The center "is going to have to figure out this enormous challenge to convey threats to American elections, American democracy, at a time when there seem to be two completely different realities," said Salvo of the German Marshall Fund.
Congress authorized the center in late 2019 and directed ODNI to create it. Several people who worked in intelligence matters at that time, speaking on condition of anonymity to describe confidential discussions, say they didn't know of any effort by the Trump White House to stop the center. Instead, leaders within ODNI disagreed on how to structure the new center or whether it should be a "virtual center" without an office.

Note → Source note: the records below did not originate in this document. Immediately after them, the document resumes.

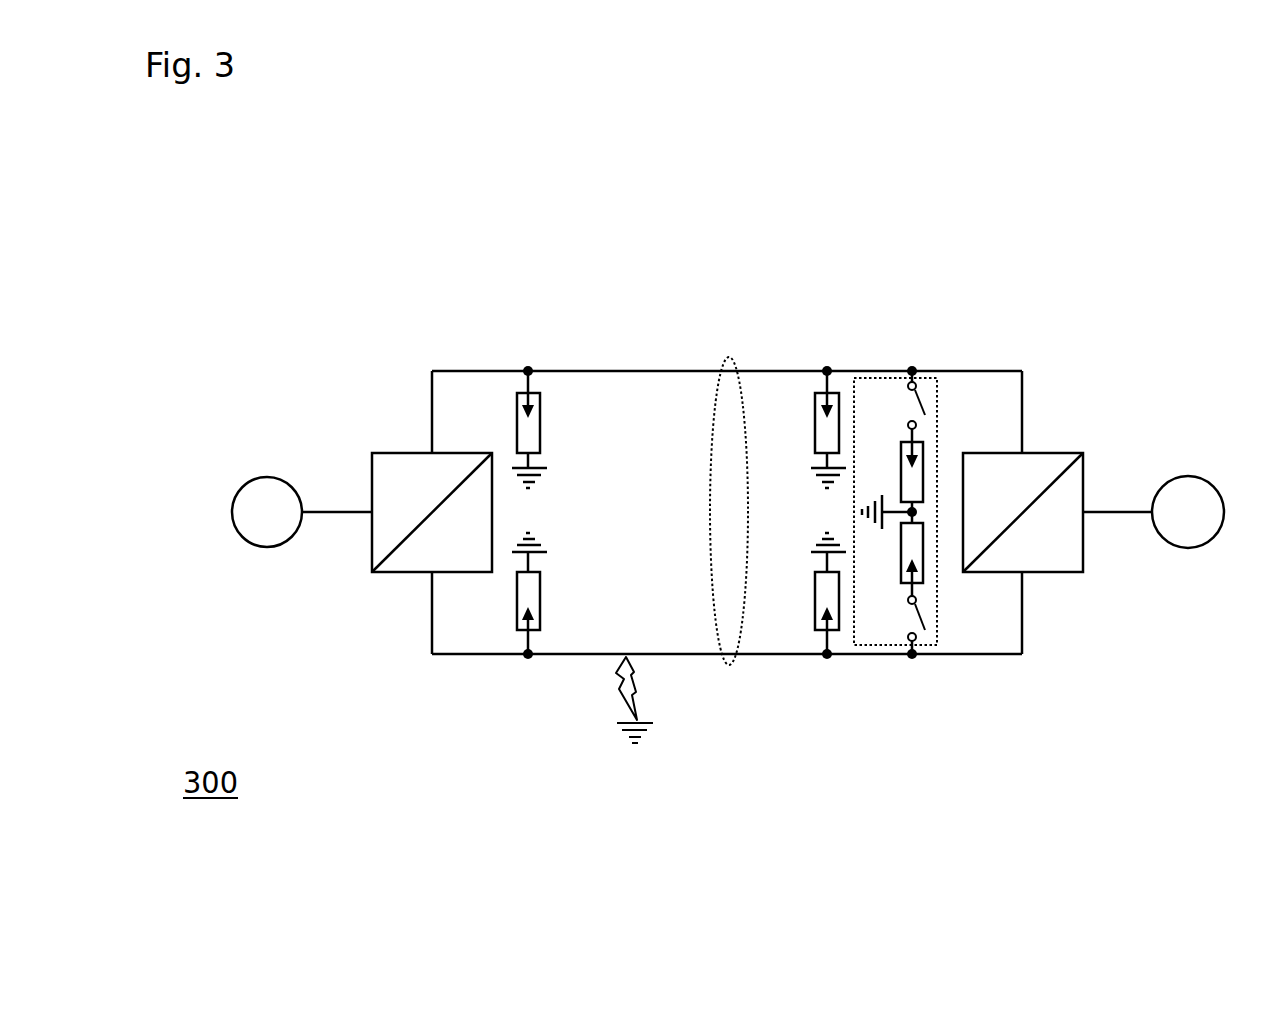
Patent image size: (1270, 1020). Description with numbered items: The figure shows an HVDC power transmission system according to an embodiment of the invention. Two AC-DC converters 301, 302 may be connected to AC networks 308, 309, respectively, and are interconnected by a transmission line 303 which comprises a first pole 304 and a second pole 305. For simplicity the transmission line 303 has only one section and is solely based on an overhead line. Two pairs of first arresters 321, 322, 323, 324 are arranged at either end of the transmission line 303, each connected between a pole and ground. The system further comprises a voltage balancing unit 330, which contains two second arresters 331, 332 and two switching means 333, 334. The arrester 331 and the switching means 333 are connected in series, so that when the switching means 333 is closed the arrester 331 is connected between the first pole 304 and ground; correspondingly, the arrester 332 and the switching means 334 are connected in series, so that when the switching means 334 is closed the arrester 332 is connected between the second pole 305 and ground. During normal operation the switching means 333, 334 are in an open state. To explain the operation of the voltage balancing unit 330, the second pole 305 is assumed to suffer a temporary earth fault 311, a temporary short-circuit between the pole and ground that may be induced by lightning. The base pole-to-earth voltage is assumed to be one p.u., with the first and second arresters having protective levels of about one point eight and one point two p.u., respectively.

The AC-DC converter 301 is at (415, 489).
The AC-DC converter 302 is at (1038, 489).
The transmission line 303 is at (701, 511).
The first pole 304 is at (727, 349).
The second pole 305 is at (727, 679).
The AC network 308 is at (279, 496).
The AC network 309 is at (1176, 497).
The temporary earth fault 311 is at (657, 700).
The first arrester 321 is at (557, 427).
The first arrester 322 is at (557, 596).
The first arrester 323 is at (799, 427).
The first arrester 324 is at (799, 596).
The voltage balancing unit 330 is at (926, 511).
The second arrester 331 is at (901, 433).
The second arrester 332 is at (901, 588).
The switching means 333 is at (923, 398).
The switching means 334 is at (925, 647).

According to one of the people, William Evanina, the former chief of ODNI's counterintelligence center, offered to take the malign influence center under his authority, but the office ultimately did not choose that option. Evanina declined to comment.
After President Joe Biden took office, ODNI presented a plan for a small center with a few dozen staff members to the intelligence and appropriations committees in the House and Senate. But even as Congress required the center's creation, key lawmakers from both parties have expressed concerns about the plan.
A proposal to fund the center this summer failed and it is unlikely to be completed while the government is operating with temporary funding. The center may now be included if a full spending plan is approved in early 2022.
Suzanne Spaulding, an election security expert at the Center for Strategic and International Studies, called for the U.S. government to act quickly.
"Time is not on our side," Spaulding said. "Disinformation is a national security threat and should be treated with the urgency that a national security threat engenders."